核酸医薬品は病気に関連する遺伝子やたんぱく質の構造に合わせて設計、化学合成される。開発されたのは短いRNA(リボ核酸)の合成法で、「RNA干渉」と呼ぶ仕組みで病気の遺伝子を機能しないようにする。合成したRNAはヘアピンのような構造で、1本の鎖状分子を折り畳んだ。従来の製造法では鎖状の分子を多数作り、その中から使えるものを2本選んで絡める工程が必要だった。さらに従来の手法では、目的のRNAを作ることができる割合は15%に満たなかったのに対し、新技術は5倍以上の効率で目的のRNAを製造できるのだ。

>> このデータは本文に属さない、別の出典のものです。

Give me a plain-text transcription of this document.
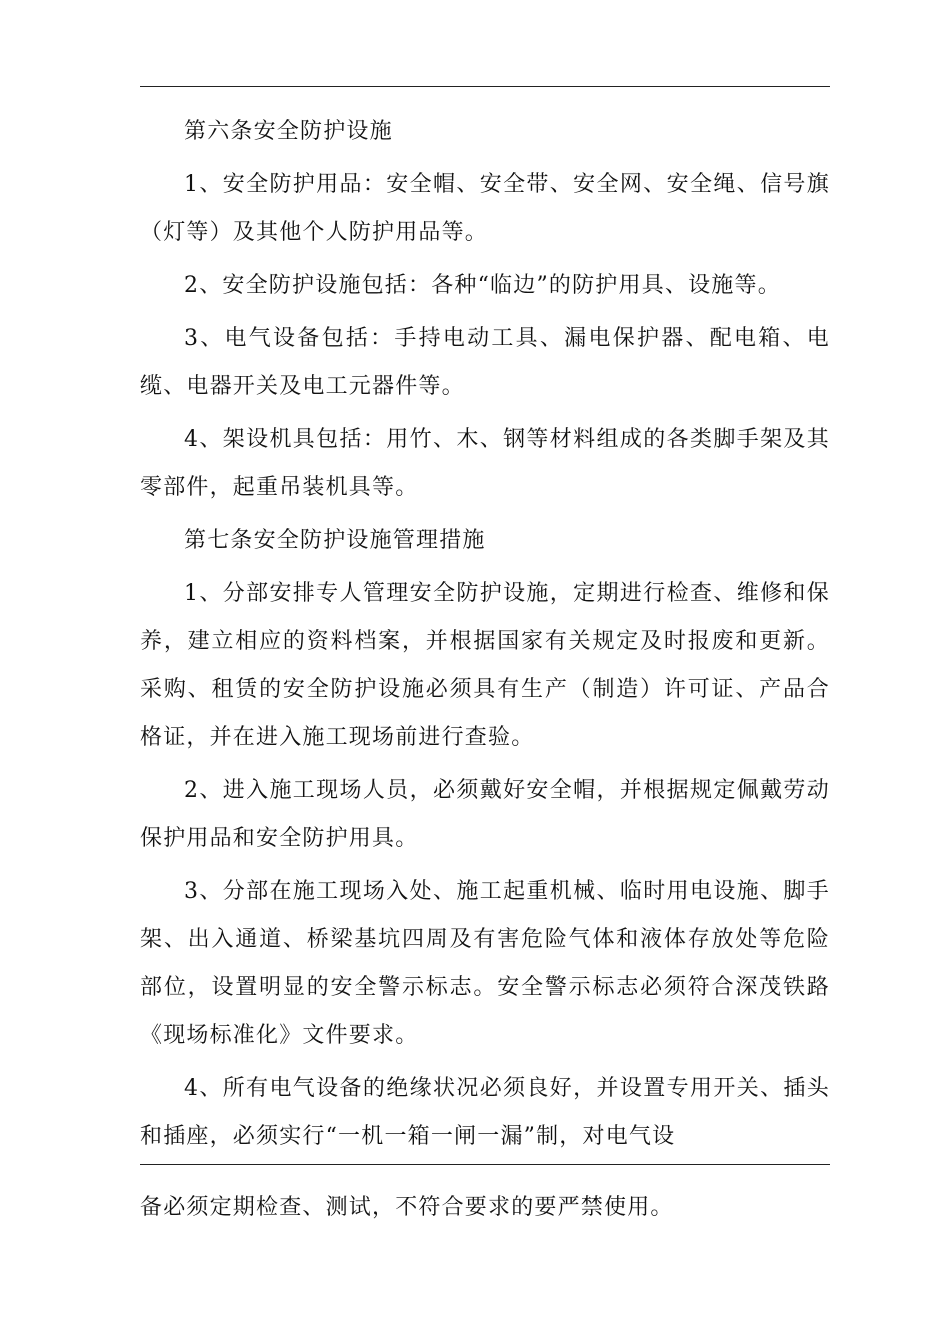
第六条安全防护设施

1、安全防护用品：安全帽、安全带、安全网、安全绳、信号旗（灯等）及其他个人防护用品等。

2、安全防护设施包括：各种“临边”的防护用具、设施等。

3、电气设备包括：手持电动工具、漏电保护器、配电箱、电缆、电器开关及电工元器件等。

4、架设机具包括：用竹、木、钢等材料组成的各类脚手架及其零部件，起重吊装机具等。

第七条安全防护设施管理措施

1、分部安排专人管理安全防护设施，定期进行检查、维修和保养，建立相应的资料档案，并根据国家有关规定及时报废和更新。采购、租赁的安全防护设施必须具有生产（制造）许可证、产品合格证，并在进入施工现场前进行查验。

2、进入施工现场人员，必须戴好安全帽，并根据规定佩戴劳动保护用品和安全防护用具。

3、分部在施工现场入处、施工起重机械、临时用电设施、脚手架、出入通道、桥梁基坑四周及有害危险气体和液体存放处等危险部位，设置明显的安全警示标志。安全警示标志必须符合深茂铁路《现场标准化》文件要求。

4、所有电气设备的绝缘状况必须良好，并设置专用开关、插头和插座，必须实行“一机一箱一闸一漏”制，对电气设

备必须定期检查、测试，不符合要求的要严禁使用。
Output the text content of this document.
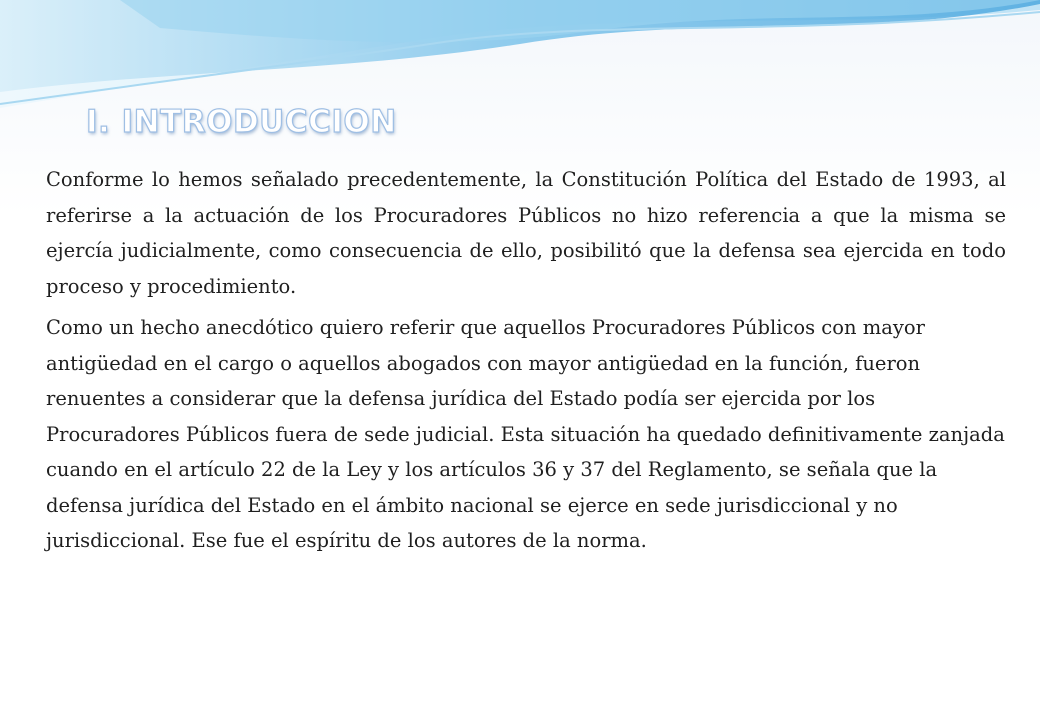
I. INTRODUCCION

Conforme lo hemos señalado precedentemente, la Constitución Política del Estado de 1993, al referirse a la actuación de los Procuradores Públicos no hizo referencia a que la misma se ejercía judicialmente, como consecuencia de ello, posibilitó que la defensa sea ejercida en todo proceso y procedimiento.

Como un hecho anecdótico quiero referir que aquellos Procuradores Públicos con mayor antigüedad en el cargo o aquellos abogados con mayor antigüedad en la función, fueron renuentes a considerar que la defensa jurídica del Estado podía ser ejercida por los Procuradores Públicos fuera de sede judicial. Esta situación ha quedado definitivamente zanjada cuando en el artículo 22 de la Ley y los artículos 36 y 37 del Reglamento, se señala que la defensa jurídica del Estado en el ámbito nacional se ejerce en sede jurisdiccional y no jurisdiccional. Ese fue el espíritu de los autores de la norma.
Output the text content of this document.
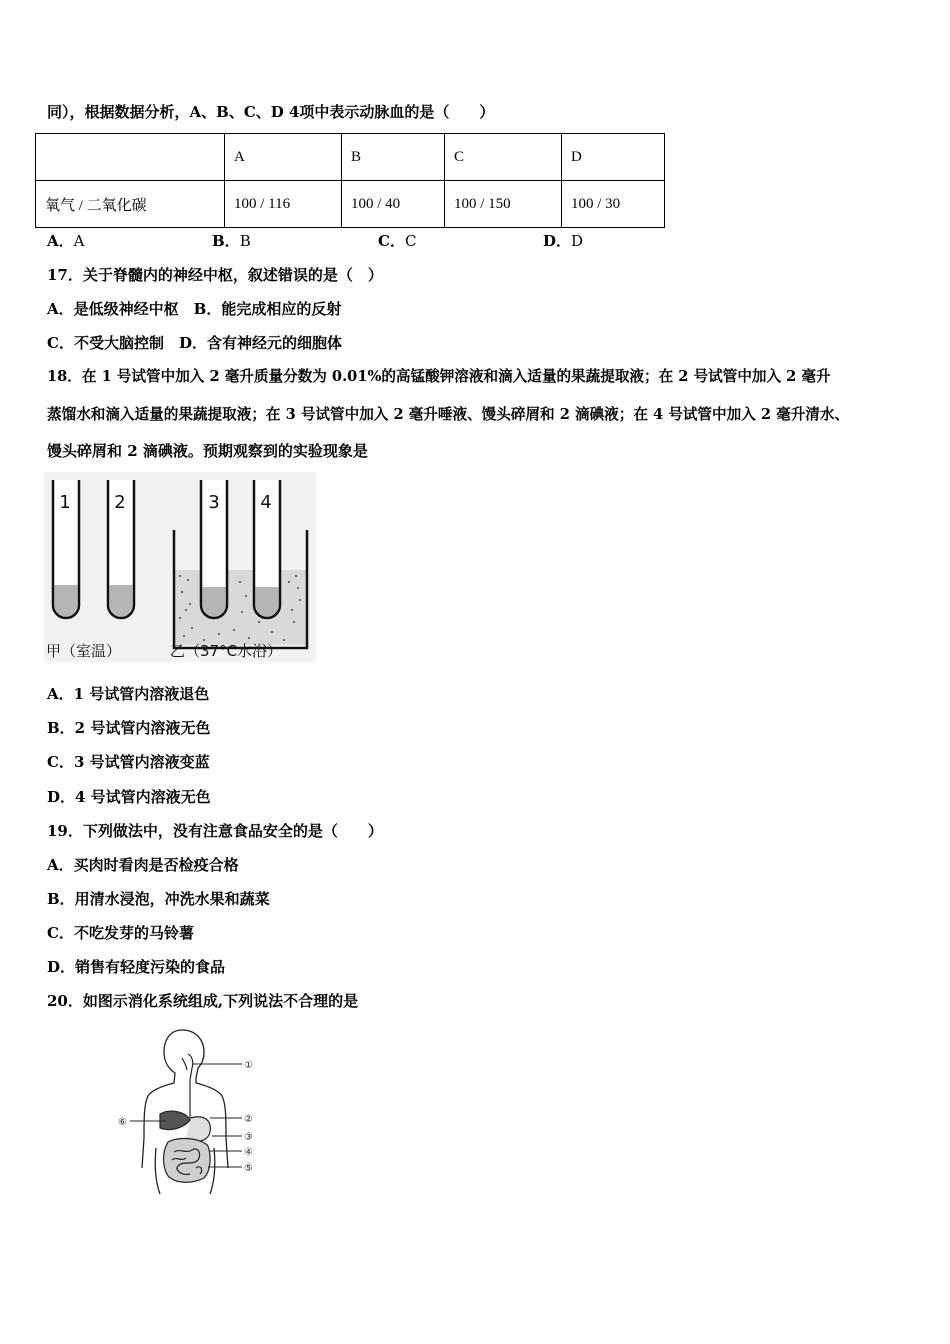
同），根据数据分析，A、B、C、D 4项中表示动脉血的是（　　）
	A	B	C	D
氧气 / 二氧化碳	100 / 116	100 / 40	100 / 150	100 / 30
A．A	B．B	C．C	D．D
17．关于脊髓内的神经中枢，叙述错误的是（　）
A．是低级神经中枢　B．能完成相应的反射
C．不受大脑控制　D．含有神经元的细胞体
18．在 1 号试管中加入 2 毫升质量分数为 0.01%的高锰酸钾溶液和滴入适量的果蔬提取液；在 2 号试管中加入 2 毫升
蒸馏水和滴入适量的果蔬提取液；在 3 号试管中加入 2 毫升唾液、馒头碎屑和 2 滴碘液；在 4 号试管中加入 2 毫升清水、
馒头碎屑和 2 滴碘液。预期观察到的实验现象是
1 2	3 4
甲（室温）	乙（37°C水浴）
A．1 号试管内溶液退色
B．2 号试管内溶液无色
C．3 号试管内溶液变蓝
D．4 号试管内溶液无色
19．下列做法中，没有注意食品安全的是（　　）
A．买肉时看肉是否检疫合格
B．用清水浸泡，冲洗水果和蔬菜
C．不吃发芽的马铃薯
D．销售有轻度污染的食品
20．如图示消化系统组成,下列说法不合理的是
①
②
③
④
⑤
⑥
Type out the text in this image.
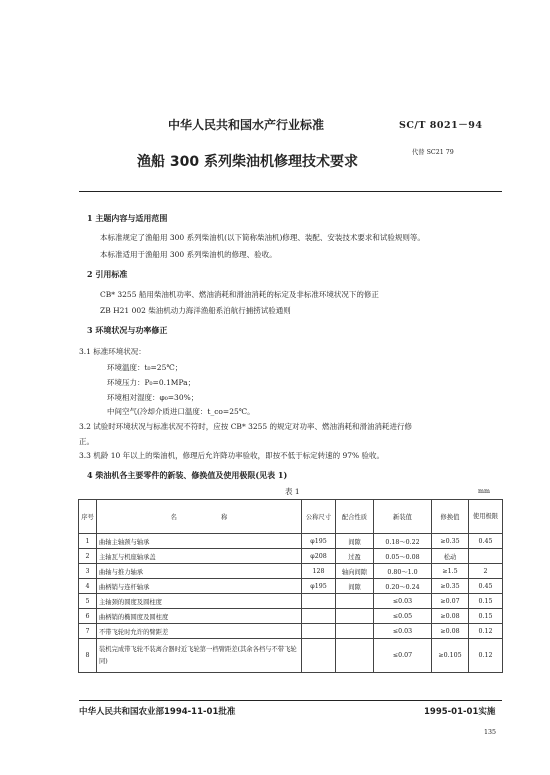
中华人民共和国水产行业标准	SC/T 8021－94
渔船 300 系列柴油机修理技术要求
代替 SC21 79
1 主题内容与适用范围
本标准规定了渔船用 300 系列柴油机(以下简称柴油机)修理、装配、安装技术要求和试验规则等。
本标准适用于渔船用 300 系列柴油机的修理、验收。
2 引用标准
CB* 3255 船用柴油机功率、燃油消耗和滑油消耗的标定及非标准环境状况下的修正
ZB H21 002 柴油机动力海洋渔船系泊航行捕捞试验通则
3 环境状况与功率修正
3.1 标准环境状况：
环境温度：t₀=25℃；
环境压力：P₀=0.1MPa；
环境相对湿度：φ₀=30%；
中间空气(冷却介质进口温度：t_co=25℃。
3.2 试验时环境状况与标准状况不符时，应按 CB* 3255 的规定对功率、燃油消耗和滑油消耗进行修
正。
3.3 机龄 10 年以上的柴油机，修理后允许降功率验收，即按不低于标定转速的 97% 验收。
4 柴油机各主要零件的新装、修换值及使用极限(见表 1)
表 1	mm
序号	名　　　　　　　称	公称尺寸	配合性质	新装值	修换值	使用极限
1	曲轴主轴颈与轴承	φ195	间隙	0.18～0.22	≥0.35	0.45
2	主轴瓦与机座轴承盖	φ208	过盈	0.05～0.08	松动	
3	曲轴与推力轴承	128	轴向间隙	0.80～1.0	≥1.5	2
4	曲柄销与连杆轴承	φ195	间隙	0.20～0.24	≥0.35	0.45
5	主轴颈的圆度及圆柱度			≤0.03	≥0.07	0.15
6	曲柄销的椭圆度及圆柱度			≤0.05	≥0.08	0.15
7	不带飞轮时允许的臂距差			≤0.03	≥0.08	0.12
8	装机完成带飞轮不装离合器时近飞轮第一档臂距差(其余各档与不带飞轮同)			≤0.07	≥0.105	0.12
中华人民共和国农业部1994-11-01批准	1995-01-01实施
135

また従来のRNAは効果が発揮する前に、体内の消化酵素などに壊されてしまう問題もあったが、改良された。 RNAを補強することで、酵素が働かないようにしたのだ。これによって、病原体から体を守る免疫機構が見つけにくいRNA構造となり、体内での免疫反応による副作用が低減される。
新製造法のRNAはコストも低下し、目的のRNAの製造コストは従来の数十分の1に低減された。
動物実験では、加齢黄斑変性という目の病気でRNAの治療効果が確認された。 肺がんや糖尿病性網膜症の治療薬も、2~3年内には治験が開始される。